Odd credit card mail
February 6, 2009 11:24 AM   Subscribe

In yesterday's mail there was a letter from a credit card company. It had my address with another person's name. What are the possible reasons for this and what actions (if any) should I take?

Relevant information:

We have been in our house for ten years. No one else has lived here. (no old occupant mail has ever come)

We do not have a credit card from this company (American express).

The letter was a denial for credit.

No one has been around our mail box.

There is no person on our street with this name.

If it was attempt at fraud, wouldn't someone use our name, not our address?

Should I call the company who sent the letter, call the police, place fraud alert on our credit report, all or none of the above?

Thanks very much.
posted by scubbadubba to Law & Government (10 answers total) 2 users marked this as a favorite
Reasons, I don't know. One easy action is to write, "Not at this address" on the envelope and put it back in the mailbox.
posted by not that girl at 11:30 AM on February 6, 2009

It could be an accident on the part of the person who typed in the application form, does your street have a North and South (or East and West) versions, that could have gotten mixed up during data entry?

It could be a low-level fraud against AMEX; they had a booth at some public event with a s "sign up and get this gift" offer, and someone who wanted the gift, but not the AMEX, just threw in some bogus info that happened to line up with your address.

It wouldn't hurt to put a fraud alert on your credit, the police probably won't care because if it is a theft attempt, it failed, and they're too busy trying to solve crimes caused by more successful criminals, but YMMV.
posted by nomisxid at 11:31 AM on February 6, 2009

You might want to check your credit report (which you can do for free once a year). I discovered a few years ago that for one of the bureaus, my address and SSN were associated with another name -- same initials, same last name, but different first name. Didn't happen on the other two bureaus, and I have no clue how it got that way, but I did once get mail for the other person at my address.
posted by olinerd at 11:39 AM on February 6, 2009

I second checking your credit report, sometimes 2 different people's info can get conflated. You can get your report for free at www.annualcreditreport.com

If you do find other people's info on your report, contact the bureaus to see how it can be fixed.
posted by DrGirlfriend at 11:44 AM on February 6, 2009

You might want to check your credit report (which you can do for free once a year).

There are three credit bureaus, so you can get a free credit report from each of them once a year. You can stagger out the requests every four months, if you like, or you can request all of them at the same time.
posted by scody at 12:06 PM on February 6, 2009 [1 favorite]

They often show different information. I used to suggest Experian, then Equifax, then Transunion. But really there's no way to know if anything will show up at all (about this) or if it will show up on all three, or just one.

Call Amex's fraud line and talk to them.
posted by cashman at 12:31 PM on February 6, 2009

Call AMEX before you go to any other effort.
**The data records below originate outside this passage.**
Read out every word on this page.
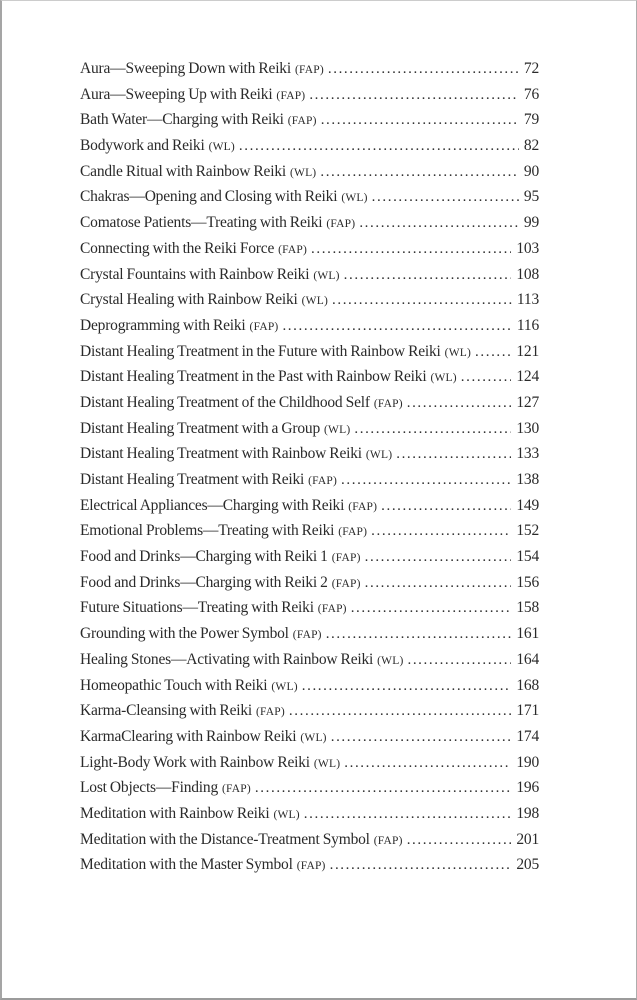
Aura—Sweeping Down with Reiki (FAP) .....	72
Aura—Sweeping Up with Reiki (FAP) .....	76
Bath Water—Charging with Reiki (FAP) .....	79
Bodywork and Reiki (WL) .....	82
Candle Ritual with Rainbow Reiki (WL) .....	90
Chakras—Opening and Closing with Reiki (WL) .....	95
Comatose Patients—Treating with Reiki (FAP) .....	99
Connecting with the Reiki Force (FAP) .....	103
Crystal Fountains with Rainbow Reiki (WL) .....	108
Crystal Healing with Rainbow Reiki (WL) .....	113
Deprogramming with Reiki (FAP) .....	116
Distant Healing Treatment in the Future with Rainbow Reiki (WL) .....	121
Distant Healing Treatment in the Past with Rainbow Reiki (WL) .....	124
Distant Healing Treatment of the Childhood Self (FAP) .....	127
Distant Healing Treatment with a Group (WL) .....	130
Distant Healing Treatment with Rainbow Reiki (WL) .....	133
Distant Healing Treatment with Reiki (FAP) .....	138
Electrical Appliances—Charging with Reiki (FAP) .....	149
Emotional Problems—Treating with Reiki (FAP) .....	152
Food and Drinks—Charging with Reiki 1 (FAP) .....	154
Food and Drinks—Charging with Reiki 2 (FAP) .....	156
Future Situations—Treating with Reiki (FAP) .....	158
Grounding with the Power Symbol (FAP) .....	161
Healing Stones—Activating with Rainbow Reiki (WL) .....	164
Homeopathic Touch with Reiki (WL) .....	168
Karma-Cleansing with Reiki (FAP) .....	171
KarmaClearing with Rainbow Reiki (WL) .....	174
Light-Body Work with Rainbow Reiki (WL) .....	190
Lost Objects—Finding (FAP) .....	196
Meditation with Rainbow Reiki (WL) .....	198
Meditation with the Distance-Treatment Symbol (FAP) .....	201
Meditation with the Master Symbol (FAP) .....	205
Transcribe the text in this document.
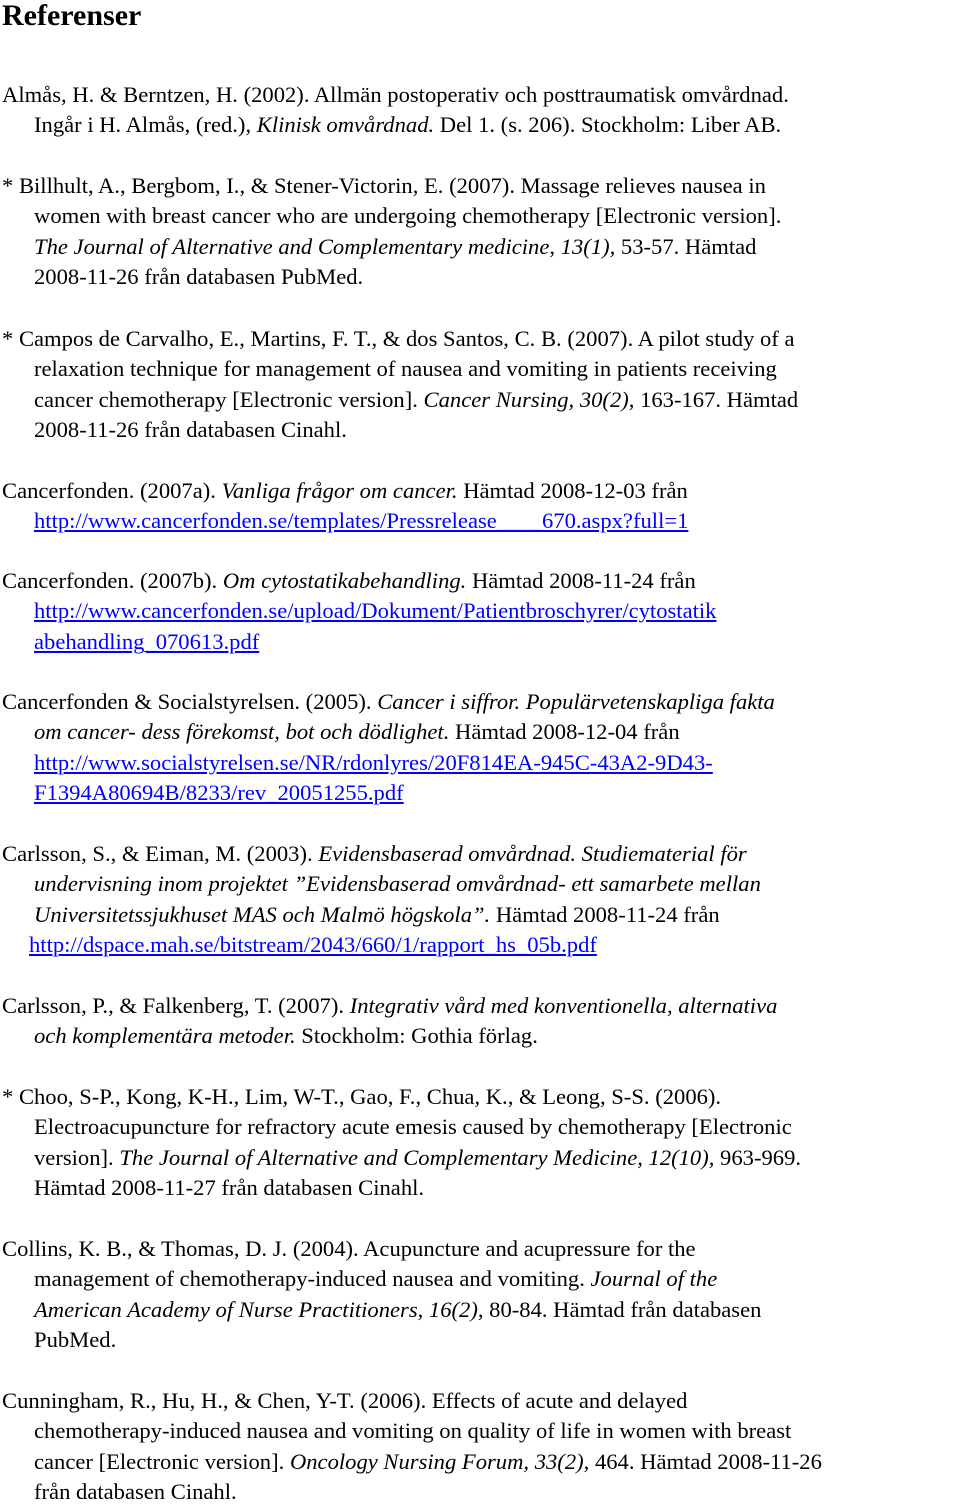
Referenser
Almås, H. & Berntzen, H. (2002). Allmän postoperativ och posttraumatisk omvårdnad.
Ingår i H. Almås, (red.), Klinisk omvårdnad. Del 1. (s. 206). Stockholm: Liber AB.
* Billhult, A., Bergbom, I., & Stener-Victorin, E. (2007). Massage relieves nausea in
women with breast cancer who are undergoing chemotherapy [Electronic version].
The Journal of Alternative and Complementary medicine, 13(1), 53-57. Hämtad
2008-11-26 från databasen PubMed.
* Campos de Carvalho, E., Martins, F. T., & dos Santos, C. B. (2007). A pilot study of a
relaxation technique for management of nausea and vomiting in patients receiving
cancer chemotherapy [Electronic version]. Cancer Nursing, 30(2), 163-167. Hämtad
2008-11-26 från databasen Cinahl.
Cancerfonden. (2007a). Vanliga frågor om cancer. Hämtad 2008-12-03 från
http://www.cancerfonden.se/templates/Pressrelease____670.aspx?full=1
Cancerfonden. (2007b). Om cytostatikabehandling. Hämtad 2008-11-24 från
http://www.cancerfonden.se/upload/Dokument/Patientbroschyrer/cytostatik
abehandling_070613.pdf
Cancerfonden & Socialstyrelsen. (2005). Cancer i siffror. Populärvetenskapliga fakta
om cancer- dess förekomst, bot och dödlighet. Hämtad 2008-12-04 från
http://www.socialstyrelsen.se/NR/rdonlyres/20F814EA-945C-43A2-9D43-
F1394A80694B/8233/rev_20051255.pdf
Carlsson, S., & Eiman, M. (2003). Evidensbaserad omvårdnad. Studiematerial för
undervisning inom projektet ”Evidensbaserad omvårdnad- ett samarbete mellan
Universitetssjukhuset MAS och Malmö högskola”. Hämtad 2008-11-24 från
http://dspace.mah.se/bitstream/2043/660/1/rapport_hs_05b.pdf
Carlsson, P., & Falkenberg, T. (2007). Integrativ vård med konventionella, alternativa
och komplementära metoder. Stockholm: Gothia förlag.
* Choo, S-P., Kong, K-H., Lim, W-T., Gao, F., Chua, K., & Leong, S-S. (2006).
Electroacupuncture for refractory acute emesis caused by chemotherapy [Electronic
version]. The Journal of Alternative and Complementary Medicine, 12(10), 963-969.
Hämtad 2008-11-27 från databasen Cinahl.
Collins, K. B., & Thomas, D. J. (2004). Acupuncture and acupressure for the
management of chemotherapy-induced nausea and vomiting. Journal of the
American Academy of Nurse Practitioners, 16(2), 80-84. Hämtad från databasen
PubMed.
Cunningham, R., Hu, H., & Chen, Y-T. (2006). Effects of acute and delayed
chemotherapy-induced nausea and vomiting on quality of life in women with breast
cancer [Electronic version]. Oncology Nursing Forum, 33(2), 464. Hämtad 2008-11-26
från databasen Cinahl.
A few years ago, I got a similar letter, called their cust. service line and their CSR told me due to a database fiasco, AMEX sent out thousands of similarly mis-addressed letters.
posted by jamaro at 12:34 PM on February 6, 2009

Second jamaro: Call AmEx. There should be a number on the letter you received. Just tell them that that person doesn't live at that address. They'll probably be glad to hear from you.
posted by valkyryn at 1:05 PM on February 6, 2009

What everone else has said, but really why is this even an issue? Mistakes in addressees and addresses happen all the time. Give it back to the postman or just throw it away.
posted by elendil71 at 2:04 PM on February 6, 2009

What everone else has said, but really why is this even an issue?

Step one: apply for a card in your real name, or a fake name, but someone else's address.

Step two: if this is a success, intercept the card at the mailbox and go shopping. If you used a fake name, it'll be online shopping, and if you used a real name, it'll be in-person shopping.

Step three: throw the card away if it was in-person shopping, and intercept the shipment(s) at the mailbox if it was internet shopping.

Step four: when the credit card companies come looking for payment, they'll start harassing the people at the address you used.

Odds are it won't work, because the credit card companies try to prevent this from happening -- so someone doing this is likely going to fill out more than one application, to improve those odds. Just because one failed doesn't mean none of them succeeded. So best to follow up and keep an eye on the credit reports for a while.